Q. Quels sont les facteurs qui ont permis de parvenir à une solution pacifique dans la crise Irakienne ?

R. La combinaison de quatre facteurs : la menace de l’emploi de la force - qu’il faut bien distinguer de l’emploi de la force - ; le travail diplomatique français qui, à chaque étape, a mis en avant des idées, des suggestions ; la capacité de certains pays, dont la France, à être écoutés par Saddam Hussein pour tenter de le convaincre ; enfin, le talent, l’action personnelle de Kofi Annan. S’il n’y avait pas eu tous ces éléments, cela n’aurait sans doute pas marché.

Q. Depuis la guerre du Golfe, l’ONU semblait pour le moins effacée. Peut-on voir maintenant une possibilité de renouveau, c’est-à-dire une nouvelle place et un nouveau rôle de l’organisation internationale ?

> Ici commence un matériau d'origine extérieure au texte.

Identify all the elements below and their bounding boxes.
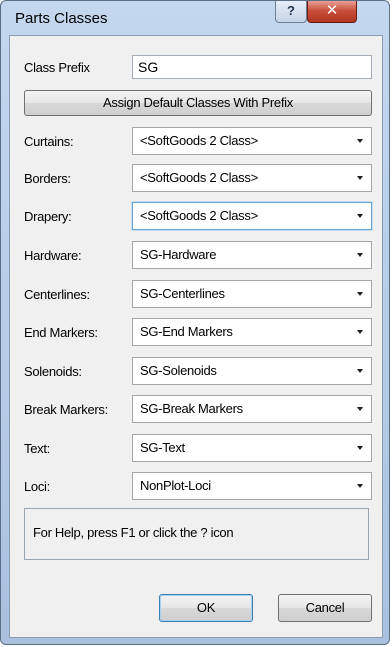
text-value: SG-Text: [140, 440, 185, 455]
assign-default-classes-label: Assign Default Classes With Prefix: [103, 95, 293, 110]
title-bar[interactable]: Parts Classes ? ✕: [1, 1, 389, 35]
chevron-down-icon: [357, 330, 363, 334]
ok-button[interactable]: OK: [159, 594, 253, 622]
loci-dropdown-arrow[interactable]: [349, 473, 371, 499]
end-markers-dropdown-arrow[interactable]: [349, 319, 371, 345]
loci-select[interactable]: NonPlot-Loci: [132, 472, 372, 500]
class-prefix-label: Class Prefix: [24, 60, 90, 75]
class-prefix-input[interactable]: SG: [132, 55, 372, 79]
help-button[interactable]: ?: [275, 1, 307, 23]
centerlines-dropdown-arrow[interactable]: [349, 281, 371, 307]
solenoids-dropdown-arrow[interactable]: [349, 358, 371, 384]
loci-label: Loci:: [24, 479, 50, 494]
parts-classes-dialog: Parts Classes ? ✕ Class Prefix SG Assign…: [0, 0, 390, 645]
solenoids-value: SG-Solenoids: [140, 363, 217, 378]
cancel-label: Cancel: [305, 600, 345, 615]
chevron-down-icon: [357, 446, 363, 450]
end-markers-select[interactable]: SG-End Markers: [132, 318, 372, 346]
hardware-dropdown-arrow[interactable]: [349, 242, 371, 268]
hardware-label: Hardware:: [24, 248, 82, 263]
chevron-down-icon: [357, 292, 363, 296]
curtains-label: Curtains:: [24, 134, 74, 149]
dialog-body: Class Prefix SG Assign Default Classes W…: [9, 35, 383, 638]
borders-select[interactable]: <SoftGoods 2 Class>: [132, 164, 372, 192]
centerlines-select[interactable]: SG-Centerlines: [132, 280, 372, 308]
chevron-down-icon: [357, 369, 363, 373]
text-label: Text:: [24, 441, 50, 456]
solenoids-label: Solenoids:: [24, 364, 82, 379]
drapery-dropdown-arrow[interactable]: [349, 203, 371, 229]
drapery-label: Drapery:: [24, 209, 72, 224]
break-markers-value: SG-Break Markers: [140, 401, 243, 416]
text-select[interactable]: SG-Text: [132, 434, 372, 462]
curtains-value: <SoftGoods 2 Class>: [140, 133, 258, 148]
curtains-dropdown-arrow[interactable]: [349, 128, 371, 154]
help-message-box: For Help, press F1 or click the ? icon: [24, 508, 369, 560]
borders-value: <SoftGoods 2 Class>: [140, 170, 258, 185]
chevron-down-icon: [357, 253, 363, 257]
drapery-select[interactable]: <SoftGoods 2 Class>: [132, 202, 372, 230]
close-icon: ✕: [325, 2, 339, 19]
dialog-title: Parts Classes: [15, 10, 108, 27]
break-markers-select[interactable]: SG-Break Markers: [132, 395, 372, 423]
chevron-down-icon: [357, 139, 363, 143]
drapery-value: <SoftGoods 2 Class>: [140, 208, 258, 223]
hardware-value: SG-Hardware: [140, 247, 217, 262]
end-markers-value: SG-End Markers: [140, 324, 233, 339]
class-prefix-value: SG: [138, 59, 159, 75]
close-button[interactable]: ✕: [307, 1, 357, 23]
borders-dropdown-arrow[interactable]: [349, 165, 371, 191]
help-icon: ?: [287, 3, 295, 18]
text-dropdown-arrow[interactable]: [349, 435, 371, 461]
cancel-button[interactable]: Cancel: [278, 594, 372, 622]
chevron-down-icon: [357, 214, 363, 218]
loci-value: NonPlot-Loci: [140, 478, 211, 493]
break-markers-label: Break Markers:: [24, 402, 108, 417]
chevron-down-icon: [357, 407, 363, 411]
borders-label: Borders:: [24, 171, 71, 186]
end-markers-label: End Markers:: [24, 325, 98, 340]
assign-default-classes-button[interactable]: Assign Default Classes With Prefix: [24, 90, 372, 116]
solenoids-select[interactable]: SG-Solenoids: [132, 357, 372, 385]
chevron-down-icon: [357, 484, 363, 488]
centerlines-label: Centerlines:: [24, 287, 90, 302]
centerlines-value: SG-Centerlines: [140, 286, 225, 301]
curtains-select[interactable]: <SoftGoods 2 Class>: [132, 127, 372, 155]
chevron-down-icon: [357, 176, 363, 180]
hardware-select[interactable]: SG-Hardware: [132, 241, 372, 269]
ok-label: OK: [196, 600, 216, 615]
break-markers-dropdown-arrow[interactable]: [349, 396, 371, 422]
help-message: For Help, press F1 or click the ? icon: [33, 525, 234, 540]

R. L’ONU est une enceinte précieuse et irremplaçable. Il y a beaucoup d’organisations internationales, mais c’est la seule qui réunisse les 185 États. Il est vrai que s’agissant de résolution pacifique d’un conflit, l’ONU - et notamment son secrétaire général - n’avait pas connu un tel succès depuis longtemps. Parce que la solution avait été en partie préparée. Le secrétaire général avait d’ailleurs tenu lui-même à ce que les membres permanents du Conseil de sécurité se soient mis d’accord avant son départ sur les grandes lignes de ce que pouvait être un compromis acceptable par tous. C’est donc dans son professionnalisme que réside une partie de l‘explication de sa réussite. C’est une très bonne chose. Est-ce transposable sur d’autres conflits ? Ce n’est pas sûr.

Q. Vous parliez, précédemment d’un concours de quatre paramètres. Y a-t-il eu une répartition au niveau international ? On pourrait penser que vos déclarations, notamment sur la menace de l’emploi de la force sont contradictoires avec la position française dans son refus d’envoyer des troupes. Peut-on tout de même dire qu’il y a deux conceptions de la diplomatie ?

R. Il n’y a pas eu de « répartition des rôles ». Je constate objectivement, a posteriori, que la combinaison de la menace et du travail diplomatique a permis de trouver une solution. Kofi Annan fait d’ailleurs la même analyse.

Q. Quel a été le rôle exact du gouvernement français ?

R. Le Premier ministre a été présent de bout en bout dans le déroulement de la crise. Il a eu sur ce sujet, des entretiens réguliers avec le Président de la République. Au sein du Gouvernement, de par mes fonctions j’ai naturellement eu, en liaison constante avec la présidence de la République et avec Matignon, à mobiliser et à animer tout l’appareil diplomatique - administration centrale, représentation à l’ONU, postes diplomatiques - pour analyser, réfléchir, proposer, élaborer, choisir les messages, saisir les moments opportuns, expliquer nos démarches à nos partenaires.
Parmi les idées avancées par la France, on peut citer le « groupe spécial » d’inspection des sites présidentiels. Il y avait un blocage à surmonter, l’Irak récusant l’UNSCOM, les États-Unis refusant toute remise en cause de son rôle. Nous avons élaboré un schéma qui associe UNSCOM, secrétaire général et membres permanents. Kofi Annan repris et perfectionné.
Nous avons également, comme les Italiens et les Russes, fait en sorte que le voyage de Kofi Annan apparaisse comme une hypothèse, puis comme une possibilité sérieuse, puis comme une nécessité. Nous avons contribué à créer une situation dans laquelle ce voyage ne pouvait plus ne pas avoir lieu.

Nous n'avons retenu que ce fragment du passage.